*

  • 51
    “14 senelik bu çile
    bitsin artık bu sene
    sen şampiyon olacaksın
    seni sevmeyen ölsün”
    diye ağıtlar yaktığımız dönemi benimle birlikte yaşamışlar bilir. o dönemde fener tribünlerinde bizim 14 sene ve beşiktaşın 15 sene şampiyon olamamamıza istinaden 14’ü sarı zemin üstüne kırmızı, 15’i siyah zemin üstüne beyaz olarak “bekleyemeyiz biz 14-15 sene” diye pankart açarlardı.
  • 53
    80-83 yıllarında kabataş erkek lisesi'nde okuyan bir galatasaraylı olarak yaşadığım üzücü durum. beşiktaşlıların kalesi
    olan bir lisede , hele de onların 16 yıl sonra yaşadıkları 1982 yılı şampiyonluklarını görünce daha da zoruma gitmişti.

    kazan birahanesinde bedava " siyah zeytin-beyaz peynir " dağıtmışlardı , biz de nemalanmıştık :)

    tek tesellim tarik hocic in ilk maçında, 1982 kupa finalinde fenere iki tane koymasını seyretmekti inönü stadında.

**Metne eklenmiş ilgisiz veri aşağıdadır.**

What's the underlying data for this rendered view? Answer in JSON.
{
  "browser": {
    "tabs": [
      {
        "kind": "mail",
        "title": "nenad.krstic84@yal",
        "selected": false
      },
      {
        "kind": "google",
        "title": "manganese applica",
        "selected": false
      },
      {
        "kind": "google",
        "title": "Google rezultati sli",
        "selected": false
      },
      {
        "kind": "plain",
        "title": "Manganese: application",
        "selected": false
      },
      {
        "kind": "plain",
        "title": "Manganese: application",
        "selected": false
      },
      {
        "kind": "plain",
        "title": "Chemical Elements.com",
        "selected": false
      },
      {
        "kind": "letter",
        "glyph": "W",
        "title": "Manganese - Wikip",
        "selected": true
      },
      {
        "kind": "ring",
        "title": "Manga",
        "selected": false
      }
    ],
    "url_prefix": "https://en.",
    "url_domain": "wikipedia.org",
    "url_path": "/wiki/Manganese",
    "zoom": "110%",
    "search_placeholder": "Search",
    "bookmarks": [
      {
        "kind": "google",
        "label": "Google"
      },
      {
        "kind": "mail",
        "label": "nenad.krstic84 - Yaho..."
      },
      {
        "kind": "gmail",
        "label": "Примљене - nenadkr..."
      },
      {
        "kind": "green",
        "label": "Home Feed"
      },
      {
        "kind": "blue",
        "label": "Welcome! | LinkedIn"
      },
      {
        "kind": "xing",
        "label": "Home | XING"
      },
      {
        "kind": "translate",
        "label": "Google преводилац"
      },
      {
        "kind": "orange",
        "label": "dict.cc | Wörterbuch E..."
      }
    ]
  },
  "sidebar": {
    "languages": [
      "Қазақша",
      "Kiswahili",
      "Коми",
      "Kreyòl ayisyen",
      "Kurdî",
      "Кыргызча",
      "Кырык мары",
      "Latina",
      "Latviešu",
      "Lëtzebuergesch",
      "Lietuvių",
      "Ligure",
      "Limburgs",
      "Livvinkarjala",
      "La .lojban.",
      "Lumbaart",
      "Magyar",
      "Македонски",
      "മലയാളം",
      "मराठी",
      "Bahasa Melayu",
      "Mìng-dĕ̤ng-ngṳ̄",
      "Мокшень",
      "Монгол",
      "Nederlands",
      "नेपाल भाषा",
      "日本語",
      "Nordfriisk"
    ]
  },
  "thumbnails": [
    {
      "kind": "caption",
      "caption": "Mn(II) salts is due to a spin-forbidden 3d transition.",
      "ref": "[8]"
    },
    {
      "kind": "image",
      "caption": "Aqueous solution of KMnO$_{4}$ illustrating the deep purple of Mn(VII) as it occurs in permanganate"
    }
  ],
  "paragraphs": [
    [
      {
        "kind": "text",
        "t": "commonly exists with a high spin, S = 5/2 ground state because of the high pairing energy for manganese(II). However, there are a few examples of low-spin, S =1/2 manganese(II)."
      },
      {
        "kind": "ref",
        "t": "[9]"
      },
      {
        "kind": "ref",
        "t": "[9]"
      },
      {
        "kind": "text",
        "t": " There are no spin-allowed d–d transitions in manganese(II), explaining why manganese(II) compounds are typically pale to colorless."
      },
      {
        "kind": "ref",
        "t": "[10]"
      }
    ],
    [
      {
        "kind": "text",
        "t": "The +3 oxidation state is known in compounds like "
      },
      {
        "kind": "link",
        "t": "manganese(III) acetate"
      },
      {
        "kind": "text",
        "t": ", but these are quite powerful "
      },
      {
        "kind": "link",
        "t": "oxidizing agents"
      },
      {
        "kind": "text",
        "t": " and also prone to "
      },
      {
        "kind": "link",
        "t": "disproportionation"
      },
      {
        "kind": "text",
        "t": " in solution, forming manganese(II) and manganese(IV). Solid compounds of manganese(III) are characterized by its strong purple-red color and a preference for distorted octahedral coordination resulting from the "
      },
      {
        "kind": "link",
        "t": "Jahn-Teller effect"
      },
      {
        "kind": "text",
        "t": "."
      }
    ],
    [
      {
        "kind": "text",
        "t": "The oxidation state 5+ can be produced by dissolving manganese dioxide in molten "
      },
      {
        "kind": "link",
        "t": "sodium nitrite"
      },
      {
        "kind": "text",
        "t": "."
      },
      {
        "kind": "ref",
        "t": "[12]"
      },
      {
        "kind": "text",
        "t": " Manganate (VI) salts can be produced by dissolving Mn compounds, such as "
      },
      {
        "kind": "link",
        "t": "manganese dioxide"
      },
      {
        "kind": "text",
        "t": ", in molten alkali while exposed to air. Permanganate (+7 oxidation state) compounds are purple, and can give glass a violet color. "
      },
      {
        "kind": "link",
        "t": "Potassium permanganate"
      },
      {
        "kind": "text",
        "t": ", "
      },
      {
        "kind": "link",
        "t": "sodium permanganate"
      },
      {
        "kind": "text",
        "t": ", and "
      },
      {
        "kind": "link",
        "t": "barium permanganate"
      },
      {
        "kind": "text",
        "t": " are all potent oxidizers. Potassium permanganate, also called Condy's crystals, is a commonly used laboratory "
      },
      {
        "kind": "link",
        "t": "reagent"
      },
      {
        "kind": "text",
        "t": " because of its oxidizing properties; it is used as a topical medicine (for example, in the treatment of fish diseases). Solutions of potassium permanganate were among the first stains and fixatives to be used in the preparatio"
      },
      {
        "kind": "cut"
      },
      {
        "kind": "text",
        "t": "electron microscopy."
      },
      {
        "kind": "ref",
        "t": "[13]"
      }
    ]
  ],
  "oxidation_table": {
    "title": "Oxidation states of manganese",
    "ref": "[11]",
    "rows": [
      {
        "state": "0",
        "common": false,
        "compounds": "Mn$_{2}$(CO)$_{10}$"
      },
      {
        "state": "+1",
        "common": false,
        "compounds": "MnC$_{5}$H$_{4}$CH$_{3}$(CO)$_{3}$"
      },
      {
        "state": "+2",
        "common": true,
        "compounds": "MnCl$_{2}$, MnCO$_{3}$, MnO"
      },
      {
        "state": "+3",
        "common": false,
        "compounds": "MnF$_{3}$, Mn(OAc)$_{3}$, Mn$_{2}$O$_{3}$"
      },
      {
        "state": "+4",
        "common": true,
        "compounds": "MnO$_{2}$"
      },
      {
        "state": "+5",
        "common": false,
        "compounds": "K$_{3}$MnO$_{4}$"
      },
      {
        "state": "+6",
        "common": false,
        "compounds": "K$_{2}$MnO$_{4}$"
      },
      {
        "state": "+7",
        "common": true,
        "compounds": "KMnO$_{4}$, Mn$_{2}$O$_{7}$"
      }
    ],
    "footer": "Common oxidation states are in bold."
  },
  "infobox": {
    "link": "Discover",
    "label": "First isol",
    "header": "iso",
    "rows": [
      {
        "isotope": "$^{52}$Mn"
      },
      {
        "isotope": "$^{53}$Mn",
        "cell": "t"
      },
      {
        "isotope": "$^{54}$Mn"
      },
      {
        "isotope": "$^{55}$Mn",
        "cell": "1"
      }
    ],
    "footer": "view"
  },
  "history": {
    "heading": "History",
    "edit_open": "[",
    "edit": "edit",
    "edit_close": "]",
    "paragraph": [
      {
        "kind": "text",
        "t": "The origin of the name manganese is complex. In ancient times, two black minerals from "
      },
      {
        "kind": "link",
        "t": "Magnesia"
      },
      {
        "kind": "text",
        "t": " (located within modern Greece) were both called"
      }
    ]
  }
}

    https://www.youtube.com/...Qf-f_E-n0Y&t=26s
  • 54
    6-20 yaş aralığında içinde bulunduğum taraftar grubu..
    yeni jenerasyonlara çok mutsuz ve tahammül edilemez geliyor muhtemelen ama hiç ama hiç öyle değildi.
    tam olarak şunu gördük ve yaşadık: şampiyonluktan ve kupalardan arındırılsa bile galatasaray armasının ve topluluğunun bir ağırlığı, kalitesi ve mutluluk verici özelliği vardır. o şampiyonluksuz geçen uzun dönemde kalıcı başarı üzerine kafa patlatıldı, rasyonel ve sürdürülebilir yatırımlar yapıldı. ultraslan bile bir uzun bir proje ve kafa patlatma ürünüdür şimdi olmadık kişilerin elinde kalmış olsa bile.
    sabahın köründen kuyruğa girmek, salaş fakat samimi esnaf yerlerinden toplanıp bir şeyler yiyip içmek, şimdi akıldışı gelen mesafeleri grup olarak beraber yürümek, gündeme uygun konularda popüler şarkılardan besteler yapıp tribüne benimsetmek vs gibi şeyler yapılırdı. maçlarda o zaman spor yazarı olan metin oktay, doğan ( koloğlu) ağbi, yalçın granit gibi efsenelere rastlardın, beyoğlun’da galatasaray lisesi karşısında saygı duruşundaki baştan aşağı sarı-kırmızı giyinmiş efsane amigo, çiçek şevkiyi görürdün. ayı gökmen, garrincha öner, raşit, fatih, hosiç, piç arif, kaptan cüneyt gibi renkli futbolcular başarı olmasa da seyir olarak zevk verirdi.
    hepimizde futbolu bilirdik ve severdik, ne de olsa arsa da yetişmiştik, en olmadık ortamda bile 4 taş bir top bulsak bir minyatür kaleye geçilirdi hemen. sanırım galatasaray tutkusu ve futbol sevgisi içimizdeki o erkek çocuğu hep yaşatırdı. bir de sınıf, etnik, sosyal, ekonomik farklar önemsenmezdi, yok niteliğindeydi.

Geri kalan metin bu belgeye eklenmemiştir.